Kataro vernahm die Worte von Ayumi. Kennst du Sie?
Er wandte sich ihr zu und suchte nach den Worten in seinem Gedächtnis.“Ich weiß es nicht?! Ich glaube ich habe sie irgendwo schon mal gesehen…Ich werde sie mal fragen…aber vorerst…“ Er ging ein Paar Schritte auf Ayumi zu und stand unmittelbar vor ihr.
Ich hoffe ich hab dich nicht belästigt?!...Naja wie dem auch sei…
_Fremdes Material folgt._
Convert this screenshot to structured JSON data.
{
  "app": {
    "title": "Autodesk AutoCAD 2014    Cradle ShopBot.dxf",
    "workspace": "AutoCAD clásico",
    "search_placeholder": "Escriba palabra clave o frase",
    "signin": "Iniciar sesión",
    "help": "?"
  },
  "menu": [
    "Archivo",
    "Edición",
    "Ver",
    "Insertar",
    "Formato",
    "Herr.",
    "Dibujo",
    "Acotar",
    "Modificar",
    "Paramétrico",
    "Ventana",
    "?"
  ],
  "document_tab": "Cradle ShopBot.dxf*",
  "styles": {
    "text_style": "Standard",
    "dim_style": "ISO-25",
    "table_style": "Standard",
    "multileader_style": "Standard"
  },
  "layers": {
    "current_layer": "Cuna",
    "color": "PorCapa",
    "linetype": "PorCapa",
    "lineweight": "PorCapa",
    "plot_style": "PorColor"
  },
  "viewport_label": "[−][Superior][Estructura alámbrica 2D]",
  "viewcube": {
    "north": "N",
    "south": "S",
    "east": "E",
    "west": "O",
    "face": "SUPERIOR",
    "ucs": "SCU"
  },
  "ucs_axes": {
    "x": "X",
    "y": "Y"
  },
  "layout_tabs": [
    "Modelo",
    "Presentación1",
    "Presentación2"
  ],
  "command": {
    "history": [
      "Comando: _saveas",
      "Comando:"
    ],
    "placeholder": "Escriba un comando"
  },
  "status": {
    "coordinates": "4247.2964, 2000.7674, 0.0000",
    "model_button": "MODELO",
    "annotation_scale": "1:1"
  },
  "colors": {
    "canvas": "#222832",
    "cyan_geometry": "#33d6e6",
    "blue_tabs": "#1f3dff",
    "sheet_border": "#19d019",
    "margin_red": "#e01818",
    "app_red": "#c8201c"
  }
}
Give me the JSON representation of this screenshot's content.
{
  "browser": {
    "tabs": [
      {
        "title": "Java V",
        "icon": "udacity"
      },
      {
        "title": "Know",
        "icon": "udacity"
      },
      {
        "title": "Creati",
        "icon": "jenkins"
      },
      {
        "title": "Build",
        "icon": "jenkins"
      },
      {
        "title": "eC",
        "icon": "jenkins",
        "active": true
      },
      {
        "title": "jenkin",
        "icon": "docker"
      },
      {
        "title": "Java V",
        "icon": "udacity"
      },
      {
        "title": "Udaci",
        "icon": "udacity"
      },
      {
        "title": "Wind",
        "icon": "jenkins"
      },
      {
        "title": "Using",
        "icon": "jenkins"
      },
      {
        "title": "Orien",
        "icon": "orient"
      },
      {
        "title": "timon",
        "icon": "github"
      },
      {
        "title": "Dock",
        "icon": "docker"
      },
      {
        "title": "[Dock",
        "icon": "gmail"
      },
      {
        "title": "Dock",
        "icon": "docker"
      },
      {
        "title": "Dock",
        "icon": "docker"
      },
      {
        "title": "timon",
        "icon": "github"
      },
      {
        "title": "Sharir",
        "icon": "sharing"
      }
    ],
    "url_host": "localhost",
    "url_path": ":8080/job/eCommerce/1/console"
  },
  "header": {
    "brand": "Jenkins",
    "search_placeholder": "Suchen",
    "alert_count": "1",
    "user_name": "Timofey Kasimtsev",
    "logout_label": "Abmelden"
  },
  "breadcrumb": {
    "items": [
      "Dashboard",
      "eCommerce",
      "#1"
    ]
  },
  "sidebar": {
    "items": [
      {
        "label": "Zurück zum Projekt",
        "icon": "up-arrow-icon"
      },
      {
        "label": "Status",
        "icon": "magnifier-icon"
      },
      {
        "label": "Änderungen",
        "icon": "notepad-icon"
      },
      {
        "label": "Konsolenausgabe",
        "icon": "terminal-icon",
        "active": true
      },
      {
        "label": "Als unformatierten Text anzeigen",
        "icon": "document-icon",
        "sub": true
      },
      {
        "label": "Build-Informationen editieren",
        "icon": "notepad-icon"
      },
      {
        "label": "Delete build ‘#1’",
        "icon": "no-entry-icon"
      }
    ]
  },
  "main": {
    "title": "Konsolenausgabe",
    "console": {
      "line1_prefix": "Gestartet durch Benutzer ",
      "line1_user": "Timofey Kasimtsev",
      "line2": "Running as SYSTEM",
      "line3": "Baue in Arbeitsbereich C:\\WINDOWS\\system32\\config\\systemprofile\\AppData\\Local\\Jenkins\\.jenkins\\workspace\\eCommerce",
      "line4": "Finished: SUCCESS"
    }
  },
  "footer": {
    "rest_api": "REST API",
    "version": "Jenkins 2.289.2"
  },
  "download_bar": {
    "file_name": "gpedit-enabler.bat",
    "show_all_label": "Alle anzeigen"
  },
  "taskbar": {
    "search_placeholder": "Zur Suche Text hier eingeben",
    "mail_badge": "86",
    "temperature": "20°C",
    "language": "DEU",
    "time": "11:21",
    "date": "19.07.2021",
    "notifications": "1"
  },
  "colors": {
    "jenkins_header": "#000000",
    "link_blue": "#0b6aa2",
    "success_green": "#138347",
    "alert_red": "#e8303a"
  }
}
Kataro drehte sich mit einem eleganten Schwung zu der pink haarigen Dame, vobei ein paar Flocken auf die Haut der Frau fielen mit der er gerade geredet hatte. Das kurze aber doch aufschlussreiche Gespräch mit ihr besänftigte ihn. Ich hätte nicht gedacht, dass eine Yuki mich so aus der Fassung bringen könnte. Sie hat schon was an sich…diese Ayumi Natürlich verbarg er seine Fassungslosigkeit.
Nun versuchte der Shinobi sich an diese pink haarige zu erinnern und grübelte.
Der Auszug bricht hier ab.